Bloodhounds of the North is a 1913 American silent short drama film directed by Allan Dwan and starring Murdock MacQuarrie, Pauline Bush, and Lon Chaney. The film is now considered lost. Some sources state the film was edited down to one reel and re-released theatrically in 1916 as Accusing Evidence, but this is disputed.

==Plot==
A colony of refugees in the Canadian mountains are wanted by the police for various crimes. One day, a man sought for embezzlement arrives at the colony with his daughter, Pauline. The embezzler is crafty and a natural born leader, and thus takes over leadership of the colony from James, the former leader. Two Mounties, Lon and Mac, are on the trail of the embezzler who sets up an ambush for the Mounties. Mac is wounded and Pauline takes him to her cabin to care for him. Lon learns that Pauline's father is the embezzler they are looking for. Lon makes amorous advances to her, but Mac saves her because he has fallen in love with her. Mac learns that Pauline's father is the embezzler and he demands that James surrender him. As the man is arrested, Pauline pleads with Lon to let her father go. Lon lifts his revolver to shoot Mac, but the refugees shoot Lon instead, and Pauline's father is also killed by the gunfire. Just as they are about to kill Mac, a third Mountie arrives to save him. Pauline and Mac decide to make a new life together.

==Cast==
- Murdock MacQuarrie as Mac, A Mountie
- Lon Chaney as Lon, A Mountie
- William Lloyd as The Embezzler
- Pauline Bush as Pauline, The Embezzler's Daughter
- James Neill as James
- Allan Forrest as Undetermined Role (uncredited)

==Production notes==
The film was shot on location in Mount Lowe, California. Director Allan Dwan also shot The Honor of the Mounted (also starring Murdock MacQuarrie, Pauline Bush, and Lon Chaney) at the same time.
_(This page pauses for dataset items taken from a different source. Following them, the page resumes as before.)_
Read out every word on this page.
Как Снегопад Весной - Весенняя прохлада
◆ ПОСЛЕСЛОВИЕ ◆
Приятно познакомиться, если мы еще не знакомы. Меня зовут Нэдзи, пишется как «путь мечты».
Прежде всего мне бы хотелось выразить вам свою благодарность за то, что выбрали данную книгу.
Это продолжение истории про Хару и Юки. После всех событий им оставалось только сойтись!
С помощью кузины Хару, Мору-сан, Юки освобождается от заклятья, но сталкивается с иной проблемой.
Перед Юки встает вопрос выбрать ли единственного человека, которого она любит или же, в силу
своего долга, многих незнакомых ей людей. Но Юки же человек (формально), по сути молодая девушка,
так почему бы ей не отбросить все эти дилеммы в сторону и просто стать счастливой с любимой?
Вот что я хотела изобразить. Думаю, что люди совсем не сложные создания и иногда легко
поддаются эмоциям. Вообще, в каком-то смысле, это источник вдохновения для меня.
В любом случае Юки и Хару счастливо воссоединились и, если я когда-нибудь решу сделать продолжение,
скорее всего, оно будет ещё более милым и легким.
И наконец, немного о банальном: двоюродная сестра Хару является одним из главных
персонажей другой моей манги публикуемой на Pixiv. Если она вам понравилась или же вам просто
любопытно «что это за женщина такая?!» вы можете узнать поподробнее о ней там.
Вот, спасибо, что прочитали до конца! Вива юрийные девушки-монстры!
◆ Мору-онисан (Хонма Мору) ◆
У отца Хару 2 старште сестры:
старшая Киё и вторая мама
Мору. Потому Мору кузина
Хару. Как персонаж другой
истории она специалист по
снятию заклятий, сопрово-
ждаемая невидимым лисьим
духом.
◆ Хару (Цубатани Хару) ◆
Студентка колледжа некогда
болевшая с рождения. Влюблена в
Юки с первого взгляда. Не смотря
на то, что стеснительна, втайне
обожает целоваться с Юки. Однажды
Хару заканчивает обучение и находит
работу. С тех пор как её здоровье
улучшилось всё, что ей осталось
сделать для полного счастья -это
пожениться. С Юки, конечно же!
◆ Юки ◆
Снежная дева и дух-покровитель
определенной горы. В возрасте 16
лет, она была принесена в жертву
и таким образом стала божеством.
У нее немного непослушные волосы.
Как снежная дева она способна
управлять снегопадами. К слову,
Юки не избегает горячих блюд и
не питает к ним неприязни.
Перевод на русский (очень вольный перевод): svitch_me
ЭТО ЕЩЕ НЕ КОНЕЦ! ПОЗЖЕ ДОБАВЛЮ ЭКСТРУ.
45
During filming, Lon Chaney and Arthur Rosson got lost in a canyon and were not located by a rescue team until the end of the day. The cast and crew were also stranded in their cabins for five days due to heavy rains. Dwan had the cast rehearse for an upcoming film, Richelieu, in an effort to save time.

==Reception==
"The Moving Picture World" opined: "This 2-reel drama gives a good account of the Canadian Mounted Police, the romantic and adventurous constabulary of the Northwest woods... Some splendid woods and mountain settings occur."